Bir kültürel özellik olarak saygı, sevgi, itaat, teslimiyet, genelde Doğu toplumlarının özelde ise İslam ve Türk toplumunun önem verdiği değerler ve kavramlar arasında yer alır. Türklerin devlet geleneğinde başkan seçilen kişinin mutlak hâkimiyeti, diğer tebaa tarafından kabul edilir ve onun emirleri sorgulanmadan yerine getirilirdi. Yine İslamiyet öncesi Türk kültüründe aile büyüklerine mutlak itaat kültürel bir mecburiyetti. Belki de bu özelliklerden dolayı savaşlarda başarılar elde etme, devlet kurma, devlet kurumlarının işletilmesi gibi hususlarda çok büyük ve önemli başarılar elde edilmiştir.
İslamiyet’in kabulünden sonra Anadolu’nun Türkleşmesi ve İslamlaşmasıyla itaat kültürü iyice kurumsallaşmıştır. Teslimiyet kültürü, hem devlet idaresinde hem de geleneklerin hâkim olduğu sosyal hayatta etkisini sürdürmüştür. Özellikle devlet idaresinde devletin toplum için yaptığı uygulamalar sorgulanamaz, vatan sağ olsun ifadesiyle tüm uygulamalar kabul edilir ya da sineye çekilirdi. Şeyh Edebali, Osman Bey’e nasihat ederken çok önemli hususlara dikkat çekmekte ve ana, babaya itaatle ilgili şu vecizeleri dile getirmekteydi.
Ey oğul! Ananı, atanı say!
Bereket büyüklerle beraberdir.
Bu uygulamalar, öncelikle ve özellikle Batı kültürünün ortaya çıkardığı bireysellik, özgürlük, bağımsızlık, eleştirel düşünce, özgünlük gibi albenisi olan sözcüklerle tartışmaya açılmıştır. İnsanlar, özellikle Batı kültürünü takip eden Osmanlı burjuvazisi ve Jönleri kendi devletlerinin uygulamalarını ve kültürel değerlerini sorgulamaya başlamışlardır.
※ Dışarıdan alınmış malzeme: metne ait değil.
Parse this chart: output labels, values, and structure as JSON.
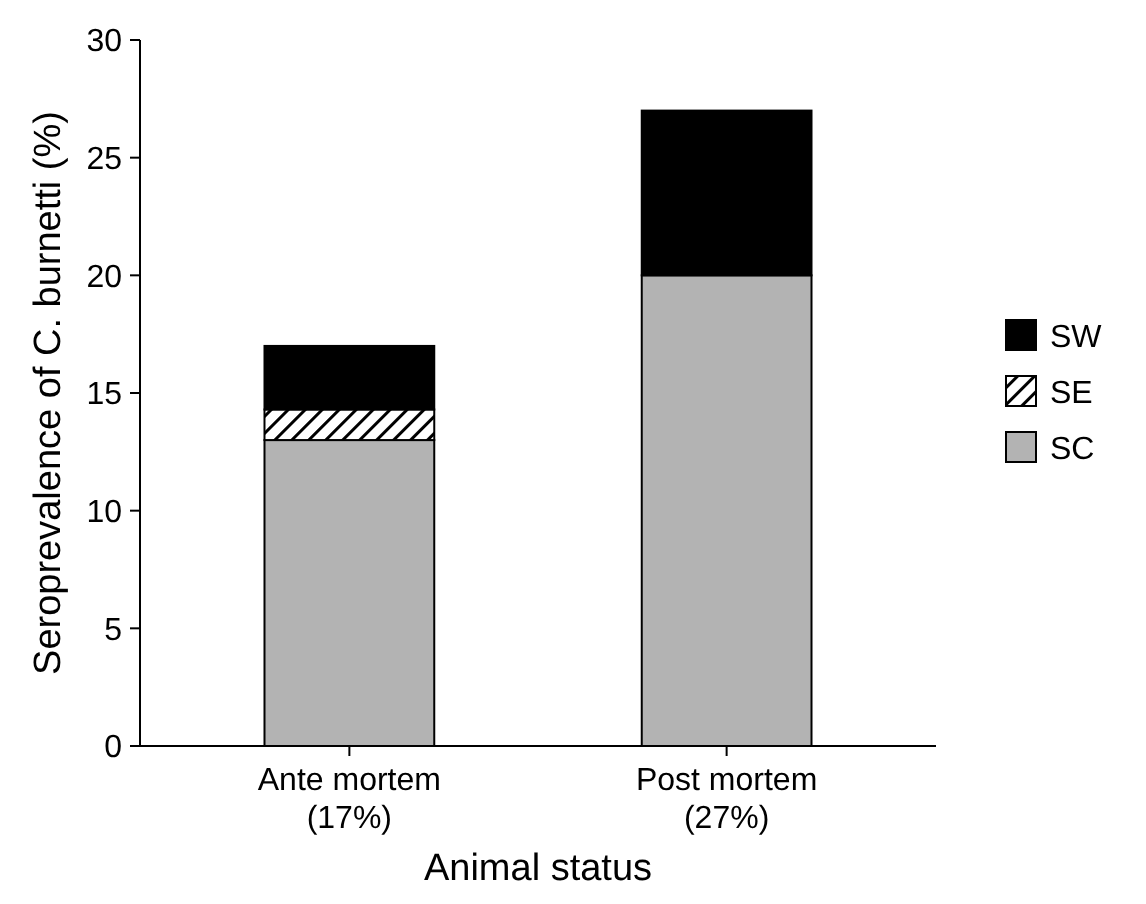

Neye ve kime kayıtsız şartsız itaat edecek günümüz insanı. Bu soruya verilecek cevap gayet nettir. Bir Müslüman olarak Kur’an ve sünnete tam teslimiyetle itaat edilecektir Bu inanç kaideleri hiçbir modern kavramla zayıflatılmalıdır. Bu konuda toplumun tüm kesimleri bilgilendirilmeli ve dini kuralların benceye, bana göreye maruz bırakılması önlenmelidir.
Sürekli Anadolu insanının özgüven eskilliğinden, kendini ifade edemeyişinden, çekingenliğinden, hakkını arayamayışından dem vurulur. Çok da haksız sayılmaz bu serzenişi dile getirenler. Zira teslim olma, itiraz etmeme anlayışının sınırları iyi çizilememiştir. Bir insan, kaynağını vahiyden almayan tüm uygulamaları eleştirebilmelidir. Bu eleştiri mutlak reddetme değildir elbette. Bir görüşü kalıp olarak kabul etme yerine akıl ve istişare süzgecinden geçirdikten sonra kabul etme ya da reddetme yöntemi daha yerinde olacaktır.
Bireysel farklılıkları öngörerek, fakat toplumun genelinin ittifak edeceği bir anlayışı oluşturma yolu izlenmelidir. Baskı altında yetişen çocukların toplum hayatının değişik evrelerinde sürekli mağdur duruma düştükleri görülmektedir. Her itirazı isyan olarak görmemek gerekmektedir. Emir kipi yerine öneri kipini kullanmak, karşımızdaki insanın fikirlerine değer vermek, insanımızın kendine güven duymasında çok etkili olacaktır. Bu uygulama öncelikle ailede başlamalı, sonra okulda ve diğer alanlarda devam etmelidir.
Korkan, çekinen, her sözünü başkalarının eleştiri kantarına göre ayarlayan insanlardan hak savunucuları, karakter abideleri çıkmamaktadır. Kim var dendiğinde etrafına bakmadan “ben varım” diyen gençler, “biri ecdadıma saldırdı mı hatta boğarım.” diyen gençler hedeflenmelidir. Halife Hz. Ömer’in ” Ben bir hata yaparsam ne yaparsınız?” sözüne kılıcımızla doğrulturuz diyen gençler hedefleniyorsa onların her alanda değerli insanlar olarak yetiştirilmesi fikirlerinin kıymetli olduğu algısının oluşturulması gerekmektedir.
Soru sormak, eleştirel bakmak, itiraz etmek, hak bildiği konuda direnmek asla isyan ve geçmişi inkâr değildir. Bilakis ayakta kalmanın, hakkını savunmanın, ezilmemenin bir yöntemidir. Sizce de öyle değil mi?